Apple Turns to Samsung After Dropping Chinese Memory Chip Supplier Over Trade Restrictions

Apple has decided to source NAND flash memory chips for iPhones from Samsung Electronics after it had to scrap plans to buy from Chinese chipmaker Yangtze Memory Technologies (YMTC) last month due to U.S. trade restrictions, according to a report from DigiTimes (via MacRumors).

Samsung is a market leader in the NAND flash space, producing some of the best memory chips available. YMTC’s chips aren’t nearly as advanced as Samsung’s, but they’re significantly cheaper on account of being government-subsidized.

Apple was planning to start sourcing 128-layer 3D NAND flash memory chips from YMTC as early as this year for the internal storage on iPhone 14 units headed to the Chinese market.

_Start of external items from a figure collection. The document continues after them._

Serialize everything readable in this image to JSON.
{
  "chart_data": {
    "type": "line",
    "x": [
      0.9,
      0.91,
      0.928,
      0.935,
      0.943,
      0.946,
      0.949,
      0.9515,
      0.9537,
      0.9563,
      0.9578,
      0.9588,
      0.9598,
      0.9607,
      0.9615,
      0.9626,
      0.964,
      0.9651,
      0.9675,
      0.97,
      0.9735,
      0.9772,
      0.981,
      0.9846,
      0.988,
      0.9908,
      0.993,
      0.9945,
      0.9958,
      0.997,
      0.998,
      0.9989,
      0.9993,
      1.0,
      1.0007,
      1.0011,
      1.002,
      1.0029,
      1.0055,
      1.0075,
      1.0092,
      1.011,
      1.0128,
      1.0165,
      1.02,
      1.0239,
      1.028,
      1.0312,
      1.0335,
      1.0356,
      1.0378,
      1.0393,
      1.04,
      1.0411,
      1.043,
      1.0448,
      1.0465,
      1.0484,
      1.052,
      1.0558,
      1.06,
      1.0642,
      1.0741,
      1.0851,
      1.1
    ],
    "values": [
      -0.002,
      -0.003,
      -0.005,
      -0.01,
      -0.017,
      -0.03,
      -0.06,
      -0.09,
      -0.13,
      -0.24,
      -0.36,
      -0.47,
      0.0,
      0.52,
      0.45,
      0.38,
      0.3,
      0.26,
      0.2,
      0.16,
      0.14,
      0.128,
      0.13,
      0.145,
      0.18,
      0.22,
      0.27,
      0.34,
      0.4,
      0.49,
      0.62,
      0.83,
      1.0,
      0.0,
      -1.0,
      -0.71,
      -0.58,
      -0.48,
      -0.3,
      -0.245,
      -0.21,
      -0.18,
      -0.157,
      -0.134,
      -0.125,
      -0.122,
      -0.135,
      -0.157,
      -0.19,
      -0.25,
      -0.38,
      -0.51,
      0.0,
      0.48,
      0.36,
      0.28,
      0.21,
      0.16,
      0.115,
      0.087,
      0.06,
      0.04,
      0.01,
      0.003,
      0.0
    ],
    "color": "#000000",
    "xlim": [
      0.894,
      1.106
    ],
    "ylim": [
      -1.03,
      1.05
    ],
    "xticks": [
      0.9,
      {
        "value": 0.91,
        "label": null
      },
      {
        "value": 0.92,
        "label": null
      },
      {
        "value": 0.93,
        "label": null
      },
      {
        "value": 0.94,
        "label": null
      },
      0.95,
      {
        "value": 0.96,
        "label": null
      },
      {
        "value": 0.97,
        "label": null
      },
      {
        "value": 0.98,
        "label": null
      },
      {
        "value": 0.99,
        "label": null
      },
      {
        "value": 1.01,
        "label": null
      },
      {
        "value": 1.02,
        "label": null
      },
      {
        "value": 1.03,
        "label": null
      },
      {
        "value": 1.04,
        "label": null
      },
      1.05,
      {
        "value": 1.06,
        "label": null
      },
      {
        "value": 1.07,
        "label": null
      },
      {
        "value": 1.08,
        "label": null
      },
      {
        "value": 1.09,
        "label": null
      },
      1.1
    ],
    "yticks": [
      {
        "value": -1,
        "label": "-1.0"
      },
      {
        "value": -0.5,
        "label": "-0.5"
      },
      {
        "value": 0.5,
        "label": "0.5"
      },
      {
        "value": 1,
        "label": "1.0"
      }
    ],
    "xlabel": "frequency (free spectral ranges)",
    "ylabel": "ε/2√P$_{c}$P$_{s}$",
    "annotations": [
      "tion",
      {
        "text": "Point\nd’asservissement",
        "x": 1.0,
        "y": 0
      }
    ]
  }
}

The tech giant was also considering eventually sourcing up to 40% of its NAND flash supply for iPhones from the Chinese memory maker.

Unfortunately, Apple’s plans came to a grinding halt when the White House placed YMTC on its list of “Unverified” companies last month. Back in September, U.S. lawmakers warned Apple against using YMTC memory in its devices.

U.S. companies are banned from sharing any designs, technologies, documents, or specifications with companies on the Unverified List. YMTC could be added to the export control blacklist by December, restricting all trade between the semiconductor manufacturer and U.S. companies, if it doesn’t provide the necessary information to the U.S. government.

What’s more, the U.S. Department of Commerce is investigating YMTC for potentially violating export controls by trading with Huawei.

It looks like all of the NAND flash orders for 2023 that Apple originally planned to give to YMTC will now go to Samsung. The South Korean company has reportedly also offered price cuts and output bumps for inclusion into the iPhone memory supply chain.

As geopolitical tensions between the U.S. and China rise, Apple is looking to diversify its supply chain beyond the Asian superpower. Switching over to Samsung will also help relocate a chunk of Apple’s iPhone supply chain that would have otherwise gone to China.